Oggi Fogazzaro è meno celebrato anzitutto perché si legge molto poco. A scuola, la maggior parte dei docenti che vivono di rimbalzo i vecchi pregiudizi ideologici non lo commentano perché non lo hanno letto, così non lo tengono in considerazione, lo sottovalutano, e non lo fanno leggere. Con la cultura imposta nel dopoguerra dal Partito Comunista Italiano sono stati enfatizzati il Neorealismo e il Realismo critico, due categorie solo ideologiche, impraticabili sul piano estetico. Fogazzaro, nei suoi romanzi, non guarda forse in modo realistico alla società del suo tempo? O Guido Morselli, non scriveva del suo e nostro tempo? Eppure la sua opera così geniale, ma non in linea con le direttive politico-culturali del partito comunista, non trovò un editore, se non dopo il suo suicidio. Ma a scuola si continua a far leggere soprattutto l’Italo Calvino del Sentiero dei nidi di ragno; forse qualcosa di Verga, o di Pirandello, ma sorvolando sul suo teatro, l’opera sua che ha veramente rivoluzionato la scrittura teatrale e la pratica di palcoscenico: il Pirandello che è stato maestro di Bertolt Brecht e di tutto il teatro d’avanguardia venuto dopo.
Ma non si legge Fogazzaro. Quanto ha influito la messa all’indice dei suoi romanzi?

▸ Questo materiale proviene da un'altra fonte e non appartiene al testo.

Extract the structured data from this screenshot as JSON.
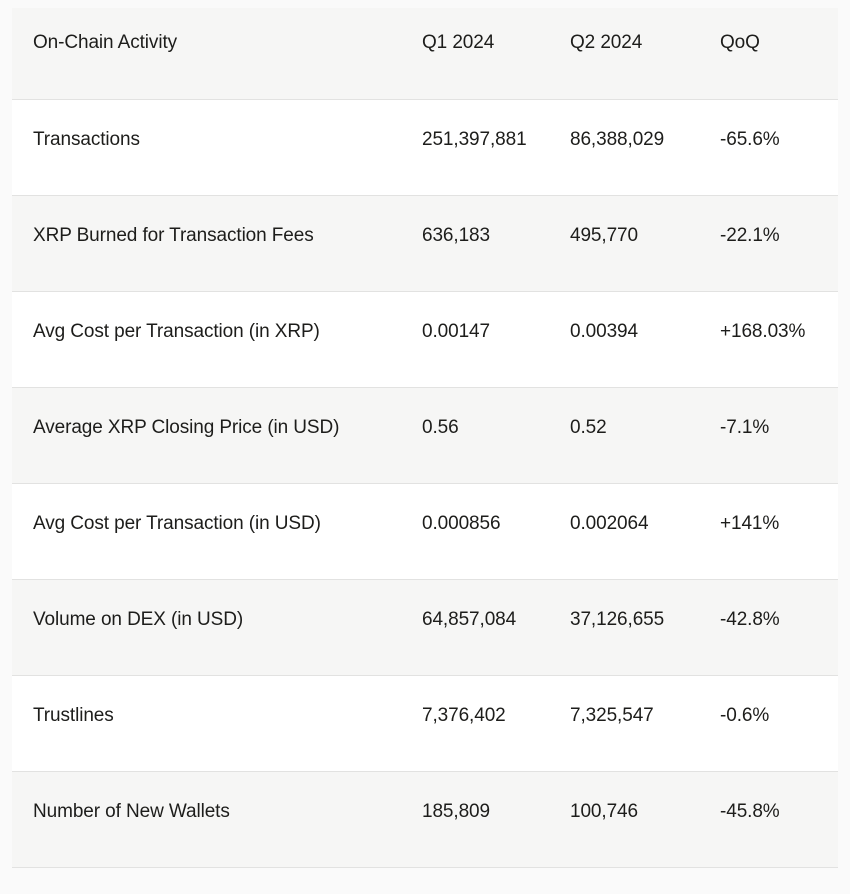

Sono stati due i romanzi censurati di Fogazzaro: Il Santo e Leila, ma lui per fortuna non seppe del secondo perché morì prima. Il Santo conteneva le idee del Modernismo cattolico, il movimento riformatore che era nato in Francia. Il romanzo fu subito tradotto in varie lingue e letto con grande interesse anche negli Stati Uniti. Fogazzaro ricevette persino una lettera entusiasta dall’allora presidente americano.
Perché Antonio Fogazzaro non vinse il Nobel per la Letteratura?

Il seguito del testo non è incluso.